Fr. Robert A. Gahl Jr. is an American who teaches at the Pontifical University of the Holy Cross in Rome.

His extreme views are out of step with most U.S. Catholics

By JAMES C. WEBSTER

Georgetown theologian Chester Gillis got it half right when he told The Washington Post in April that Sen. Rick Santorum had been “listening to the bishops or maybe the pope” before his tirade against gays and lesbians. Gillis should have continued, “when it comes to the regulation of human sexuality.”

Through selective listening, Santorum manages to dismiss Pope John Paul II’s condemnation of capital punishment and preemptive war and his advocacy of a “preferential option for the poor.” He also overlooks the pastoral imperative of the church and fails in the compassion that he and his conservative brethren arrogate to themselves.

Our official catechism teaches that gays and lesbians “must be accepted with respect, compassion and sensitivity.” To liken them to aficionados of bestiality and incest is neither sensitive nor a sign of respect.

Santorum misses -- or perhaps chooses to ignore -- the message of “Always Our Children,” the American Catholic bishops’ 1997 admonition that we uphold the dignity of all and defend gays and lesbians against injustice and discrimination.

To pander to Republican homophobia, Santorum selectively reflects a Catholic viewpoint on homosexuality, but hardly the Catholic viewpoint. He portrays accurately a constricted, rules-based Catholicism but certainly not the reality most American Catholics live today.

Because it interprets morality almost exclusively through the prism of sexuality, the Santorum brand of extremism misses the full, inclusive message of scripture and tradition.

Unfortunately, in part because its adherents proclaim their devoutness so loudly and often, it paints a far too narrow picture of the church.

Fortunately, theirs is a marginal and shrinking fragment.

Most Catholics gave up listening to the bishops on sexual morality long before we discovered that many of them enabled and covered up for serial child rapists.

By 1999, only 20 percent of Catholics trusted church leaders to decide the morality of homosexual behavior, down from 32 percent in 1987. Even fewer (10 percent) followed the bishops’ line on artificial birth control, down a mere 2 points in 12 years. Rejection of the hierarchical view of sexuality is even more pronounced in Santorum’s post-Vatican II generation, further isolating him into a minority of a minority. (The figures are from American Catholics: Gender, Generation and Commitment, 2001, by sociologists William V. D’Antonio and Dean R. Hoge of The Catholic University of America, James D. Davidson of Purdue and Katherine Meyer of Ohio State.)

On one level, it is disturbing to read in the transcript of the interview his “man on dog” vulgarism, which discomfited even a tough Washington reporter, but it demonstrates the kind of unhealthy fixation with sex that at least contributed to the clergy-child abuse scandal.
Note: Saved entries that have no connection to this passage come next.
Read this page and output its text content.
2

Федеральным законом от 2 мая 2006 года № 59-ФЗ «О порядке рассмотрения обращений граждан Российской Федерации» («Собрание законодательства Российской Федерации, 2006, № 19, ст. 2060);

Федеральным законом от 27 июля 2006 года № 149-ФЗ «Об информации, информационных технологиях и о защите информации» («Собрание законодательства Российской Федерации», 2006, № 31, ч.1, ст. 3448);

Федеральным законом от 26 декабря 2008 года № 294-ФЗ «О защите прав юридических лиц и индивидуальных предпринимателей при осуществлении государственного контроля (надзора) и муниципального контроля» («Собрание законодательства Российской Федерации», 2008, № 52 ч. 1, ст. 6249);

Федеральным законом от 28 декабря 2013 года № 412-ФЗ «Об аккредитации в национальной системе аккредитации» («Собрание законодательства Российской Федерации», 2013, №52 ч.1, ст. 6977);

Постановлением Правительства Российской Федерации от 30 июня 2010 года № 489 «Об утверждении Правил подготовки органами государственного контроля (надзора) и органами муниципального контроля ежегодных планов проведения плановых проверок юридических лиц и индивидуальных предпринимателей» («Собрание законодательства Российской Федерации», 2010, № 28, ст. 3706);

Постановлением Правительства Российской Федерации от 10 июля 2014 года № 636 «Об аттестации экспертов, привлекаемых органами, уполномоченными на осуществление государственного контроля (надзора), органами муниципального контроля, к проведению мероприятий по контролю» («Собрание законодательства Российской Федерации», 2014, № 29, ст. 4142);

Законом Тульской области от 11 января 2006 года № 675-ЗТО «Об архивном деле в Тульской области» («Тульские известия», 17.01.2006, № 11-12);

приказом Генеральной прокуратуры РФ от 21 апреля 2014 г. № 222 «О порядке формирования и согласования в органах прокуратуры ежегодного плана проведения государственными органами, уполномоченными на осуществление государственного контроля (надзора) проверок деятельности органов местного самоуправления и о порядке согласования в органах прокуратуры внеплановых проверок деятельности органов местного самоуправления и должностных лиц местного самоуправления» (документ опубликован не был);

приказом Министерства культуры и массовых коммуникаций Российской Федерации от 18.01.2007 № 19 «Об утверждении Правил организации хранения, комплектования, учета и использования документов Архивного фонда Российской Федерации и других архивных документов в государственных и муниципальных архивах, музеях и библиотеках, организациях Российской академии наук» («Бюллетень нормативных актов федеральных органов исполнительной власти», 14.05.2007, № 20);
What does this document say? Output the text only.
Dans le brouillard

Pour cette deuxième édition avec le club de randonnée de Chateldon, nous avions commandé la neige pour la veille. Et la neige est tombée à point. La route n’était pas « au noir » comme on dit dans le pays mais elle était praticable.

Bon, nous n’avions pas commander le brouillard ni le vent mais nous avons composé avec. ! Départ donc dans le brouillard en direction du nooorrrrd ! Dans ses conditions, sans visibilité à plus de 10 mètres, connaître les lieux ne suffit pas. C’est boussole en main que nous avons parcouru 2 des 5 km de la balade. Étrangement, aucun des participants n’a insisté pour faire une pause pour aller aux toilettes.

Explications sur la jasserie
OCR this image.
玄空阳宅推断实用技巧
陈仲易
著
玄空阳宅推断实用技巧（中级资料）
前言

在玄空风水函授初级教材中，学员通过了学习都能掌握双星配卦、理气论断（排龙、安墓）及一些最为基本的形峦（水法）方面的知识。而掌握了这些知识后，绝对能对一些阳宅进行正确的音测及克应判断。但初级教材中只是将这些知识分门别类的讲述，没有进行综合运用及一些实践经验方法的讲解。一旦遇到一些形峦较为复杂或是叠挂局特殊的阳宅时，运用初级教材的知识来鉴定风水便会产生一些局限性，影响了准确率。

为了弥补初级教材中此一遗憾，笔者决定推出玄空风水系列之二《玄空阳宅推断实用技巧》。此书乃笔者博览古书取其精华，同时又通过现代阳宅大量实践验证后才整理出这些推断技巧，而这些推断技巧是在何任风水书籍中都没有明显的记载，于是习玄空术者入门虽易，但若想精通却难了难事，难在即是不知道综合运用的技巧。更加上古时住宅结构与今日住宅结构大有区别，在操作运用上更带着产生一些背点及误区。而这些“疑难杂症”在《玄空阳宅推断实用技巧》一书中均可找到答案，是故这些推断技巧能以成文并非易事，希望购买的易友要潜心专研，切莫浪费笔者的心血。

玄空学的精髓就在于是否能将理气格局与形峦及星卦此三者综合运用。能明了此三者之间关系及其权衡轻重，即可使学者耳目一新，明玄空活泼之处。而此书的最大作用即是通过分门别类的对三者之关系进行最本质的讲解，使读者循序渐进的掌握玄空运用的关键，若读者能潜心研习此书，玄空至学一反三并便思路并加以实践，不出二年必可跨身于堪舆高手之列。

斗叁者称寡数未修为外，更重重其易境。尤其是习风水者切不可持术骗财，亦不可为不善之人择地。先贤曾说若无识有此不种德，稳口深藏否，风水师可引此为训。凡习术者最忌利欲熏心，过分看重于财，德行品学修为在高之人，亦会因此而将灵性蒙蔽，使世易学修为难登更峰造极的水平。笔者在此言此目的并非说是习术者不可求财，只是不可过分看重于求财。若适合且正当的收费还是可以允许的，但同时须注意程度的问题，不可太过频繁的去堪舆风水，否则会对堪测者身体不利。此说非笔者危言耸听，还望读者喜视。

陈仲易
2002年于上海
On another level, a pinched perspective on sexuality comes as no particular shock to Catholics in northern Virginia who are exposed regularly to the ultramontane (“We’re more Catholic than you are”) belief that a crusade against feminists, gays, abortion, stem cell research and birth control is the one true path.

Nor should Santorum’s views shock anyone familiar with his own oddities.

Here is a United States senator who, in an interview with the Zenit news agency barely two weeks before his outburst to The Associated Press, relegated tolerance to the lower levels of priority among American virtues.

Here is a public figure so distrustful of the public schools (not to mention Catholic schools) that he homeschools his children.

We do not quarrel with Santorum’s right to speak his belief -- indeed we must, to paraphrase Voltaire’s “Essay on Tolerance,” defend to the death his right to say it -- but we can insist that his intolerant speech exceeds the bounds of civil discourse, embarrasses Catholics and disqualifies him for high office.

James Webster is a journalist in Arlington, Va.